Well, finally, we were able to face the sea, and trouble began as soon as the pilot started the engine. The first wave that hit us was taller than the boat, but we were able to ride over it. Problem was, when we came down from that wave, the boat's front was dipping downwards, and so we dove right into the second wave. Siyempre, I had front row seats and could hear the screams of the people behind me when we all simultaneously realized that we wouldn't be able to ride this one.

So the boat and everyone was submerged for a few moments, and when we came up I saw that the inside of the boat had took on around three feet of water with a fountain spurting violently in the middle (which I mistook for a "leak", and after a few seconds of pure panic realized that it came from the engine at the bottom, rejecting the water). I remember one girl begging to be taken to shore right that instant, and one manong putting on a life vest, which caused further panic (of course this was fucking scary at that moment. We had a good laugh about it only way later after dinner, and when someone wanted to play a game I couldn't help but suggest "The Boat is Sinking." Anyway). Knowing that I couldn't swim, and that rescue was probably my only possible way to survive, I got on top of my seat, held on to the roof of the boat and waved my arms frantically to the people on the dock. We were still about fifty or maybe a hundred meters from shore, I don't know, but from where we were, they were as small as fingernails. I went down from my seat when I realized with disgust that the people on the docks weren't moving and had decided to be merely curious onlookers, and coming down I saw that the manongs had developed a bucket-passing system for ridding the water.

I was stupified to find out we were still heading out despite water buildup in the boat and blurted out, "Tutuloy pa tayo?" but then noticed that the waves in the open water weren't as bad as the ones near the shore. After a while most of the water in the boat was taken out, and we were just freezing our asses off in our drenched clothes the rest of the way. And the guy beside me puked out a generous amount of orange rice, crab and whatever else we had for lunch at his feet.

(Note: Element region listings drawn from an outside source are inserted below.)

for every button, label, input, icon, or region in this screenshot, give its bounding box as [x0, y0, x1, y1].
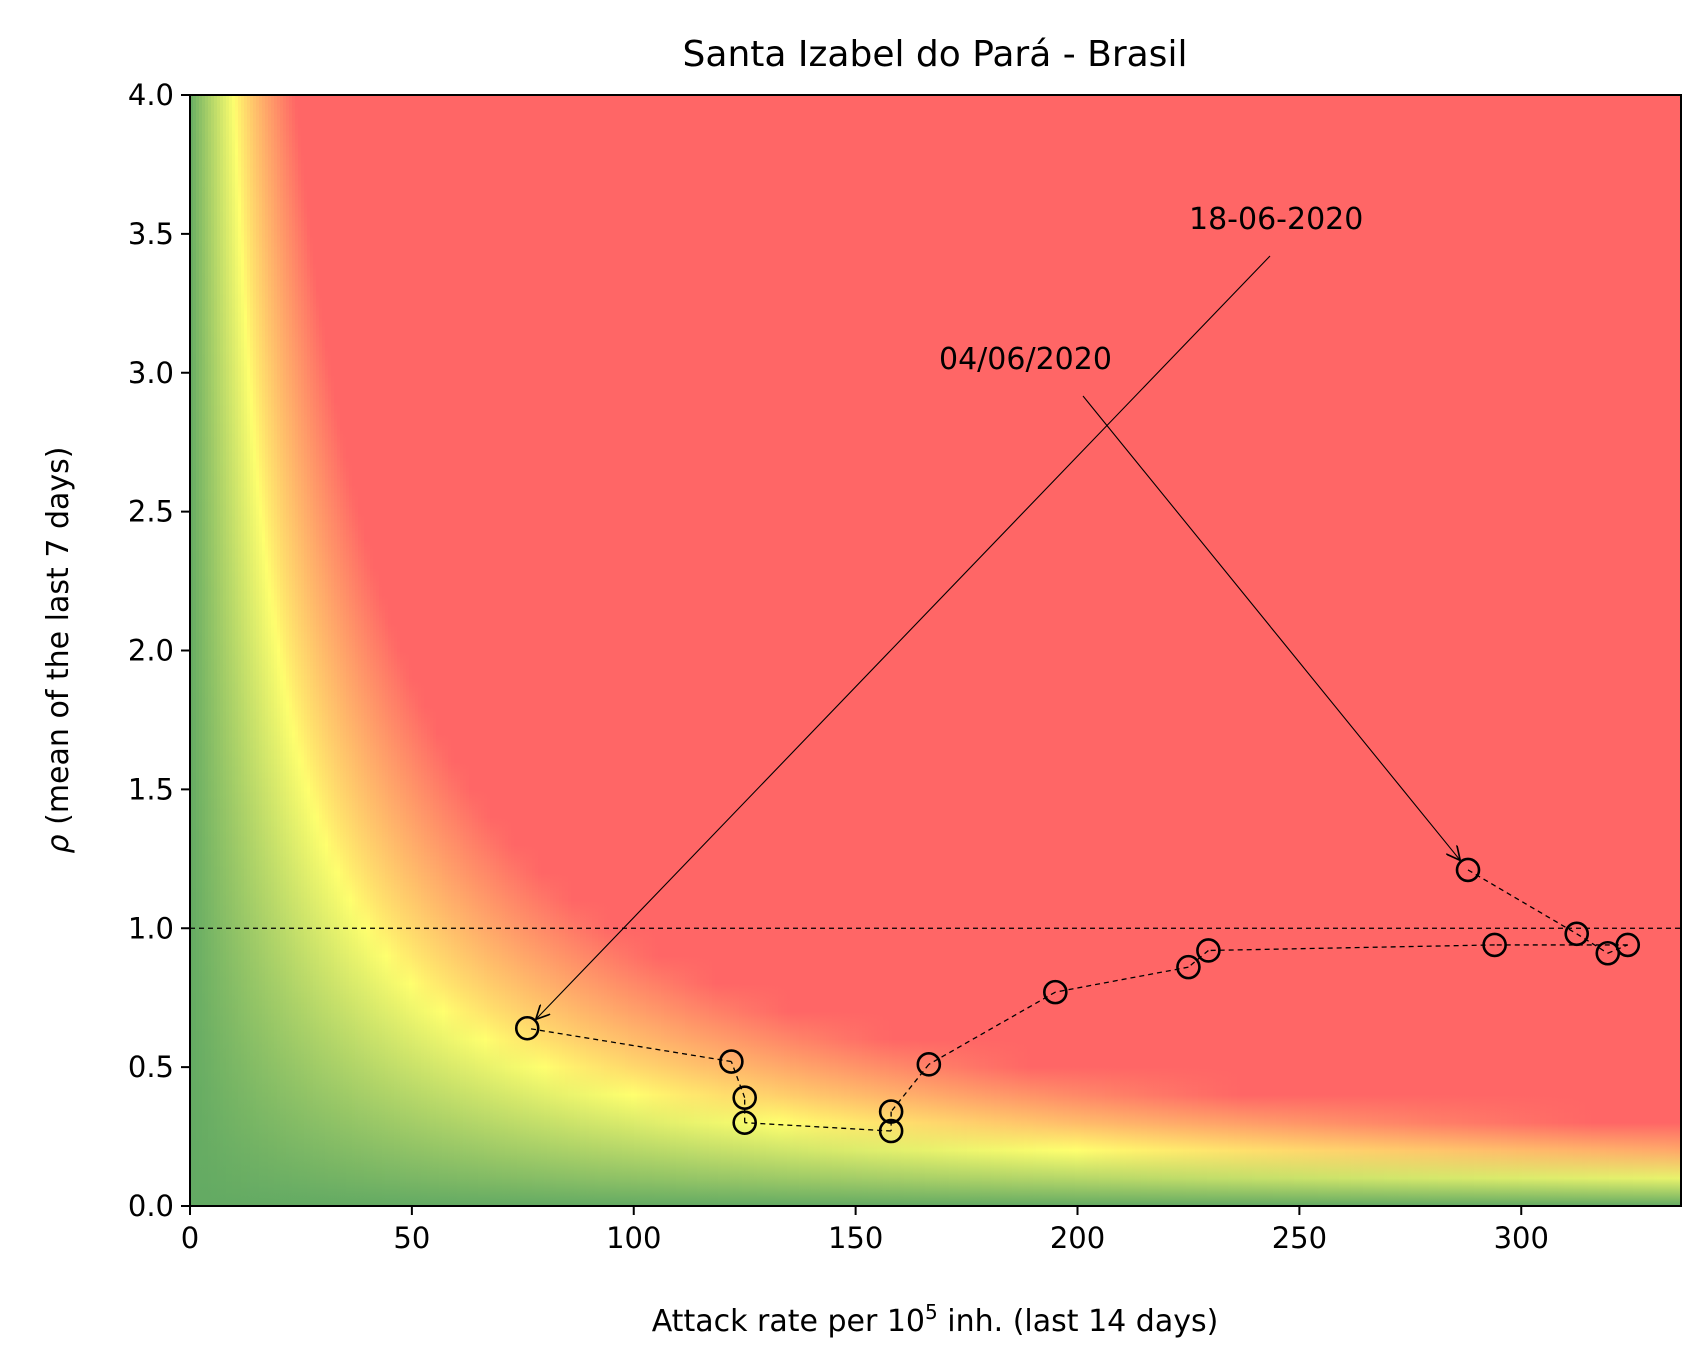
y-tick-label: 3.5 [128, 217, 174, 251]
y-tick-label: 0.5 [128, 1050, 174, 1084]
y-axis: 0.0 0.5 1.0 1.5 2.0 2.5 3.0 3.5 4.0 [128, 78, 190, 1223]
data-point [1615, 932, 1641, 958]
series-segment [1576, 933, 1609, 954]
annotation-label-04-06-2020: 04/06/2020 [939, 342, 1112, 377]
data-point [916, 1052, 942, 1077]
data-point [732, 1085, 757, 1110]
data-point [719, 1049, 744, 1074]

So there goes. I'm just happy that I'm alive. One of my cameras, though, didn't make it. My old friend and now backup 20d stopped working, though the wide-angle lens attached to it is fine, as are my main cam and its standard zoomer. My phone, also drenched, now has its infrared permanently on, but is otherwise okay. My companions had their own share of damages. Oh, and it's worth noting that the impact of the second wave was such that it knocked off the sunglasses from the heads of five people. I don't know if they were able to recover them.

Anyway, photos of Batanes to follow when I get the time.

My only shot of Deathboat (left) at the Sabtang dock.